No prior to today I never knew an Angela Smith ever existed let alone died at 15 from a heroine overdose. But knowing that so many people did it kept me away from it and I got to survive, and maybe something I do or don’t do in my life will affect someone else, and they will touch someone, and the domino effect will continue. That we are all intricately woven together, but entirely seperate all at the same time.
Maybe not, maybe that is trying to be far too philosophical, but I now wish I would have told her that her tragedy maybe kept my mother from having a similar one.
Bath time and tears
I need a sweat lodge vision, and to stop the rut I’m in. I try to listen to my intuition and for that inner voice to guide me, but its so quiet and all I hear are a stream of questions, worries, and doubts.
I want to find so love so bad it makes me sick. I’ve been waiting so long where is he, I know there is no perfect person, but must be one who is perfect for me.
Life is too short. Too much I want to do, too many lives I want to live. Get out of your head and put your feet on the ground.
Let go of future pressures live in the present be happy where you are, but I don’t want to be complacent.
I hate being dramatic and so woe is me when real tradegy happens in the world.
Daily reminders of gratitude.
I want to be happy, so do one thing a day that brings you joy.
I want to do good, so volunteer, help others, be kind, have compassion.
I want to be healthy, so be active, eat healthy, get sleep, drink less.
I want to be loved, so love yourself, be open, love others.
I want to be knowledgeable, so read and educate yourself.
I want to feel peace, then mediate and pray, be still, calm, and quiet.
I want my life to be full, then fill it with all you desire.
I haven’t written in awhile, mostly because by the time I get home from work and then yoga its time for bed.
As I am sitting here now looking dinking around online, checking Tumblr, Pintrest, food blogs, which I seem to rarely do I got myself all worked up thinking about what I don’t have, what I want, wish I had, the list could go on forever, and it started to annoy me so much. Why is it sooo much easier to see the bad, complain, and focus on the negative, and not the good. I am guilty of this all the time, but I am trying to be better at it…not easy though.
I went home this past weekend for Easter, but mainly the holiday was an excuse to go home for a long weekend, be there for my mom and check in on my stepdad. He is doing remarkably better, and we are hoping that he will be walking by June. It’s so weird to hear my mom talk about what is a good day, how quickly our expectations and what we consider important changes.

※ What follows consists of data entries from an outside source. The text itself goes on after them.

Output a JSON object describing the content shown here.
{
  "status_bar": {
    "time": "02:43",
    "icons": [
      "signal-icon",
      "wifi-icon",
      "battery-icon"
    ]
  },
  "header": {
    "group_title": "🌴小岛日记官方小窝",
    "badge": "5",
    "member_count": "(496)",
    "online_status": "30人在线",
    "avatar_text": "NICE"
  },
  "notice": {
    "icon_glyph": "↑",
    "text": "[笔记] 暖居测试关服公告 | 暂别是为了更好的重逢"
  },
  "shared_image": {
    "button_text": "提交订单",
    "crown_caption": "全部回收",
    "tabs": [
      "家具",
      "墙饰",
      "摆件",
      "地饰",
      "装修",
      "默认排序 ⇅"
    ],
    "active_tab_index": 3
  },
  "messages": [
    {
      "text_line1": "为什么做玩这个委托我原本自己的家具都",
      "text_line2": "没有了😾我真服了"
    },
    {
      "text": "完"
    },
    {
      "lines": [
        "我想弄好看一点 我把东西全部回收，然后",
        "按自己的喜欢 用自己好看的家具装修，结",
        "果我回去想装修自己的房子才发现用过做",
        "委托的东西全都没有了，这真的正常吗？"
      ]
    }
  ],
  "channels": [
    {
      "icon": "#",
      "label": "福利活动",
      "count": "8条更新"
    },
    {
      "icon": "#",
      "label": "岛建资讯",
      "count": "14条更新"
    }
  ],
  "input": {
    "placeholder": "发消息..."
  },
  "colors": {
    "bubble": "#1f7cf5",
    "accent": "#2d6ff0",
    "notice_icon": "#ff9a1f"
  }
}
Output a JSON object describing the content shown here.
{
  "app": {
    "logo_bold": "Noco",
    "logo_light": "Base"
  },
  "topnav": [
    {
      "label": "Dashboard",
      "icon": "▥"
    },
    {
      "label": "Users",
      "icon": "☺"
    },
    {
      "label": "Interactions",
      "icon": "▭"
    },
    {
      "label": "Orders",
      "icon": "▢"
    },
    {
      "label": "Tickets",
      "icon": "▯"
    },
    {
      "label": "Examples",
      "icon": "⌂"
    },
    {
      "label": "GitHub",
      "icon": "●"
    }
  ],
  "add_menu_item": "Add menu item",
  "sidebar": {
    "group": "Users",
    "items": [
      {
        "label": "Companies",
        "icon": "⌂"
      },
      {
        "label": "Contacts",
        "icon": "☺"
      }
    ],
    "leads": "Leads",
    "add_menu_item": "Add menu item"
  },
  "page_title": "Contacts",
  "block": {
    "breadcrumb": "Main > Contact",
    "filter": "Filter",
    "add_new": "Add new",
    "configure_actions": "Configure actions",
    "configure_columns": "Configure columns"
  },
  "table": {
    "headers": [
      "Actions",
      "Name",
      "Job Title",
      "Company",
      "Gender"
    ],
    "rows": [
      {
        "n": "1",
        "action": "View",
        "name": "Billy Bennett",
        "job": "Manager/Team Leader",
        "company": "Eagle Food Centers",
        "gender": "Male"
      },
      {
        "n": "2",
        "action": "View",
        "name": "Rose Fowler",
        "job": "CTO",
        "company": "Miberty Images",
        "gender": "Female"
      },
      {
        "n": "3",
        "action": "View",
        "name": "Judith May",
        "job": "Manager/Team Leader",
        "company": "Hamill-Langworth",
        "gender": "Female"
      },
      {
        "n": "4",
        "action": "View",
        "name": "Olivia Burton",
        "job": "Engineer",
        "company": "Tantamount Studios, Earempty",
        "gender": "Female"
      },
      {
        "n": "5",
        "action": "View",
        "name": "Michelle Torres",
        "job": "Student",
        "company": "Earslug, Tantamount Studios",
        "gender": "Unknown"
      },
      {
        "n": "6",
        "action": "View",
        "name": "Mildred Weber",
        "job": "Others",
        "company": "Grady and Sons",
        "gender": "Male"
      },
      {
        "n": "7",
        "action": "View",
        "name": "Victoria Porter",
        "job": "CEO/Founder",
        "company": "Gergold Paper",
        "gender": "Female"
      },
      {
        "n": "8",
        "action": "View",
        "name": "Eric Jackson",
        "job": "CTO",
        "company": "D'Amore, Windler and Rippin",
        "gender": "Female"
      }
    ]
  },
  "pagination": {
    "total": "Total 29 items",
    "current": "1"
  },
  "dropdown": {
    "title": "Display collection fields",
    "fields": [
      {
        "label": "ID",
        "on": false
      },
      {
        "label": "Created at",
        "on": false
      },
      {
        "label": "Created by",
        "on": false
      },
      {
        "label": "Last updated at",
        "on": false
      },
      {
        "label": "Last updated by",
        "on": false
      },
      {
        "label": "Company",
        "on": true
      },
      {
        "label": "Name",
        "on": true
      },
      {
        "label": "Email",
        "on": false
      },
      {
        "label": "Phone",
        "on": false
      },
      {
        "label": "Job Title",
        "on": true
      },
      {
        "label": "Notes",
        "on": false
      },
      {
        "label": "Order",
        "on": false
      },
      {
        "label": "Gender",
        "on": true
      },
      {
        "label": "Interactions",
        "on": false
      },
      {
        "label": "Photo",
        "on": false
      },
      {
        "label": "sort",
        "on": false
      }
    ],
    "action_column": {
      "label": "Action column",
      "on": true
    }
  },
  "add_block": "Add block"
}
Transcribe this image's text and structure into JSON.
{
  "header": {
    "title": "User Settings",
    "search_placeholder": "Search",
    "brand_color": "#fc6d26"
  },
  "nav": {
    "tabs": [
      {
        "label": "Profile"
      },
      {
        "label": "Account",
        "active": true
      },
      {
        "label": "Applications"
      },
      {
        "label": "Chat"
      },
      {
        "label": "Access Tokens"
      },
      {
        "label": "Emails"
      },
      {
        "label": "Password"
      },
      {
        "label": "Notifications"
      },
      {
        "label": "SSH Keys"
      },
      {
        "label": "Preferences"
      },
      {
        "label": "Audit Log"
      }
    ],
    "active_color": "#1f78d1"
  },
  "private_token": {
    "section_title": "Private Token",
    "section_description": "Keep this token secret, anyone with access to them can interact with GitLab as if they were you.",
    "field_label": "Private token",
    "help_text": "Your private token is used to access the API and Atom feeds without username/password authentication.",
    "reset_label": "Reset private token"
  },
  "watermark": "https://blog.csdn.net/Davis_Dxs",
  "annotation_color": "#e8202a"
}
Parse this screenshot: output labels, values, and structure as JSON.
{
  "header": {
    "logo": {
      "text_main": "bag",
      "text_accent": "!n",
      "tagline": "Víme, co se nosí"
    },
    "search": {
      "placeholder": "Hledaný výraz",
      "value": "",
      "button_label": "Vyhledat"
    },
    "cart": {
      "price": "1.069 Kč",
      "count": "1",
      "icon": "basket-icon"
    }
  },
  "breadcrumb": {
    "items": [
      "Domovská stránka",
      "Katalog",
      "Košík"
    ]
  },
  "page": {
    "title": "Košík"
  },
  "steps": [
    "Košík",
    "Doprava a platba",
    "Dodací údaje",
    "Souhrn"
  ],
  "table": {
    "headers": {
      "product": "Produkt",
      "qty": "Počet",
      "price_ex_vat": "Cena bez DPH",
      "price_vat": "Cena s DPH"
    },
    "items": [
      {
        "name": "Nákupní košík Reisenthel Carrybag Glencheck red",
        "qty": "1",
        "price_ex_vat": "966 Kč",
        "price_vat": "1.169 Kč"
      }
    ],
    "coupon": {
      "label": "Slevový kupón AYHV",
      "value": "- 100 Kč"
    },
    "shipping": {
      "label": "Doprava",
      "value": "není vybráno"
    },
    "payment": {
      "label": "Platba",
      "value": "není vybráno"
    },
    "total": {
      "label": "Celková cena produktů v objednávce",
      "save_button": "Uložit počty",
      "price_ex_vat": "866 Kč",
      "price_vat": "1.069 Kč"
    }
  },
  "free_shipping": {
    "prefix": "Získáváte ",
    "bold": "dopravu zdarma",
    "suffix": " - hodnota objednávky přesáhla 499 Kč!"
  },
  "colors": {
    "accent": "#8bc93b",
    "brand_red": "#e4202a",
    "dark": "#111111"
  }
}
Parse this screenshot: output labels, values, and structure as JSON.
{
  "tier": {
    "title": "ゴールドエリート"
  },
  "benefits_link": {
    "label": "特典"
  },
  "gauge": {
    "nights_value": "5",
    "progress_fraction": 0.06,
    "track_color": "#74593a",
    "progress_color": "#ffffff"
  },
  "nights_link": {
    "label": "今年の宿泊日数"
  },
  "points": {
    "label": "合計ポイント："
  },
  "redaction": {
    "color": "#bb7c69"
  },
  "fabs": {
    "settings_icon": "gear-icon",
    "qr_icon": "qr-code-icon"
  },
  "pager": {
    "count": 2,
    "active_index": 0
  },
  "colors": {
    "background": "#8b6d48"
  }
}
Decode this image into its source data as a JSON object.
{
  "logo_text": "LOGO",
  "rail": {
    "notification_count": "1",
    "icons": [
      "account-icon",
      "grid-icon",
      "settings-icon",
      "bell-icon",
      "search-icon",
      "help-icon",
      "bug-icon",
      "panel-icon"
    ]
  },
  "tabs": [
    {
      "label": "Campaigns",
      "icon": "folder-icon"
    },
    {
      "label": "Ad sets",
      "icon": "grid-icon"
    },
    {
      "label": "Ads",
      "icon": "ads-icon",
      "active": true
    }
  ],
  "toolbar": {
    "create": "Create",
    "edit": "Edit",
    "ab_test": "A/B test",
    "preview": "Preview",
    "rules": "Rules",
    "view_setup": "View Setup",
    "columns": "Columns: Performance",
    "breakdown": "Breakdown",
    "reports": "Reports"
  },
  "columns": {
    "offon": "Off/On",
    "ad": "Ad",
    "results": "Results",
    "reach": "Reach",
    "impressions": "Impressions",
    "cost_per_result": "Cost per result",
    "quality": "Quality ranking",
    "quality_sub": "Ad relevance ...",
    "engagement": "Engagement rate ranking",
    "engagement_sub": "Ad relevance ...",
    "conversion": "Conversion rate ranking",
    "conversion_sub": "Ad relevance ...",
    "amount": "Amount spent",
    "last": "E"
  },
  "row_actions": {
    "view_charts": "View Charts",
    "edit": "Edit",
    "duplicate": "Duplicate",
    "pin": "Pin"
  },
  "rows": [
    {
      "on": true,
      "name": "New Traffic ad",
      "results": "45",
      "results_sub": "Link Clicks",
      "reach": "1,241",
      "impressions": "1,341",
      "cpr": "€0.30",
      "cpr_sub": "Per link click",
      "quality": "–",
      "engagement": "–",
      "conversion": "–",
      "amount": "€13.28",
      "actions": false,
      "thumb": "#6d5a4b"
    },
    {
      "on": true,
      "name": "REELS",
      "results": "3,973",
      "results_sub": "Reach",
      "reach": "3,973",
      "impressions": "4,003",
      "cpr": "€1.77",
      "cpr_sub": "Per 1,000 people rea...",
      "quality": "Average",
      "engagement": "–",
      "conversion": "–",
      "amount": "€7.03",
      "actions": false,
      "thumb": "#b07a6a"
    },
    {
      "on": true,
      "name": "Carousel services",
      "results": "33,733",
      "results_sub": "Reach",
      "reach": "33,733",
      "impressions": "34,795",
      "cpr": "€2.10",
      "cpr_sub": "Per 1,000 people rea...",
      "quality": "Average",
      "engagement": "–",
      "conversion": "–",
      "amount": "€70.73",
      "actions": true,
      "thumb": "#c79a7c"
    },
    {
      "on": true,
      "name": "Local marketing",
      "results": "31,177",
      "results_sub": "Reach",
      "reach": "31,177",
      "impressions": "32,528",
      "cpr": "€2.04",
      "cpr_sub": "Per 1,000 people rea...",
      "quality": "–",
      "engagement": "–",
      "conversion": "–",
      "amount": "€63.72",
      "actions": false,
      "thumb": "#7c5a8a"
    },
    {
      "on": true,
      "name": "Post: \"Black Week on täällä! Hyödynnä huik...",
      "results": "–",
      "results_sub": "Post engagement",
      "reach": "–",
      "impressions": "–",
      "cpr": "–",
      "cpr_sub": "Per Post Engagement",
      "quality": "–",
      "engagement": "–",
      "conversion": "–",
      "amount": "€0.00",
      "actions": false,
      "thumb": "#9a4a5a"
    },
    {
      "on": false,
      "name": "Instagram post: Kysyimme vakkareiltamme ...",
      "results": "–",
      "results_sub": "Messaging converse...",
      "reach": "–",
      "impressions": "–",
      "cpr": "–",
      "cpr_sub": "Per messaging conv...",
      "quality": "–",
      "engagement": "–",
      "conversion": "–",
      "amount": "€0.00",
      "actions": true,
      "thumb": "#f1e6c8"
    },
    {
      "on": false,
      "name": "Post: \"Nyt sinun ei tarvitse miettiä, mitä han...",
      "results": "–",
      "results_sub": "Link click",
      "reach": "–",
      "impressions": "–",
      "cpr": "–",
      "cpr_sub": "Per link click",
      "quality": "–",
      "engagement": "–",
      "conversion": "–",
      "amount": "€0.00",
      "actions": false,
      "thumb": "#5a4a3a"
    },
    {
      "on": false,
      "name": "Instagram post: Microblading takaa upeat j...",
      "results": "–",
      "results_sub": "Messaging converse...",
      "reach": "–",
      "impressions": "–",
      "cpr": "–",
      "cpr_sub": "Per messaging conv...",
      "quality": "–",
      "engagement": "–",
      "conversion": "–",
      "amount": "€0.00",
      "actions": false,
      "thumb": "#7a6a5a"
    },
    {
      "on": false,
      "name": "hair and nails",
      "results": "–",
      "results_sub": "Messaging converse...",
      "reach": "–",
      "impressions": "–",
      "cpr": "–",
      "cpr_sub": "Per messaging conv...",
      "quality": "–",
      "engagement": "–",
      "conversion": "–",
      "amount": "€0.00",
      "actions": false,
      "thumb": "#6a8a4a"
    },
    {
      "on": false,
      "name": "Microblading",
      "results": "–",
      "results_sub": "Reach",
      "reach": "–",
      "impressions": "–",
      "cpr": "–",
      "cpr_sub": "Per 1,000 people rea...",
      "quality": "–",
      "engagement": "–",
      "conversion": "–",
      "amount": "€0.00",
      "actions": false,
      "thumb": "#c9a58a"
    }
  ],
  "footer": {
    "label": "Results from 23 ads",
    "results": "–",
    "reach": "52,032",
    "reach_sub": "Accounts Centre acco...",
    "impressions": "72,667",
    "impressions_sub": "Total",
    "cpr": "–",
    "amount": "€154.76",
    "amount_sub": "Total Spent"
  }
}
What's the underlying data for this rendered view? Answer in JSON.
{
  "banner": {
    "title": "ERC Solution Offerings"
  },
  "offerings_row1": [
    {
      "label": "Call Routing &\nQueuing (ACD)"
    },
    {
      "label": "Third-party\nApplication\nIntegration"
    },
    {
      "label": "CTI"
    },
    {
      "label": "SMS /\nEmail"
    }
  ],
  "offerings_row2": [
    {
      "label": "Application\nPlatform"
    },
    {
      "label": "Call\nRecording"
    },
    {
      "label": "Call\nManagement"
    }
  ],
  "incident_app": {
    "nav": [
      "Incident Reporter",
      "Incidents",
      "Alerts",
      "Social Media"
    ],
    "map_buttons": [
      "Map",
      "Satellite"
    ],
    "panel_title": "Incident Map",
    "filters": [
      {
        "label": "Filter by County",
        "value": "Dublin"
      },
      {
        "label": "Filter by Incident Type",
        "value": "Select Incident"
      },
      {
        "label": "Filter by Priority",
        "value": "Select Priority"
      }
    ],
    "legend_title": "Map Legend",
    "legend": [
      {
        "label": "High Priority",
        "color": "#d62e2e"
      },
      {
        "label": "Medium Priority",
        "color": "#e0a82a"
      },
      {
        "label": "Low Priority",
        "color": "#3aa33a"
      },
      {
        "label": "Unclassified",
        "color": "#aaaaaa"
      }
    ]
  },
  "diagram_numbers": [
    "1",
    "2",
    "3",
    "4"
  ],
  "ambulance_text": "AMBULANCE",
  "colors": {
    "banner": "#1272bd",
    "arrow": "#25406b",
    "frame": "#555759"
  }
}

I LOVE being home. I feel safe, taken care of, like a kid. I let my guard down and don’t worry. Its one of the only places I don’t feel judge and where I don’t judge myself, where I just am, and I can just be. So tough to come home and adjust to an apartment, noise, work, and taking on responsibility again.
I am getting anxious about my new job, already. I like it, I think its a great idea, product, whatever, but I just wish it would just happen. I signed onto this thing under the understanding that it would be launching in April, then May, now June…and I have to be honest with the way things are run I don’t know how realistic that is. I don’t want to call it quits and start looking for a new gig already, but I didn’t join this thing because parenting is my passion…I did it because I thought that being there at the inception of a brand new TV concept and show was a once and a lifetime opportunity. I believe that the ideas are good enough to get there, but I just don’t know when. I must be one of the most impatient people in the world, but I don’t want to waste my time either. I wish I had a personal seer.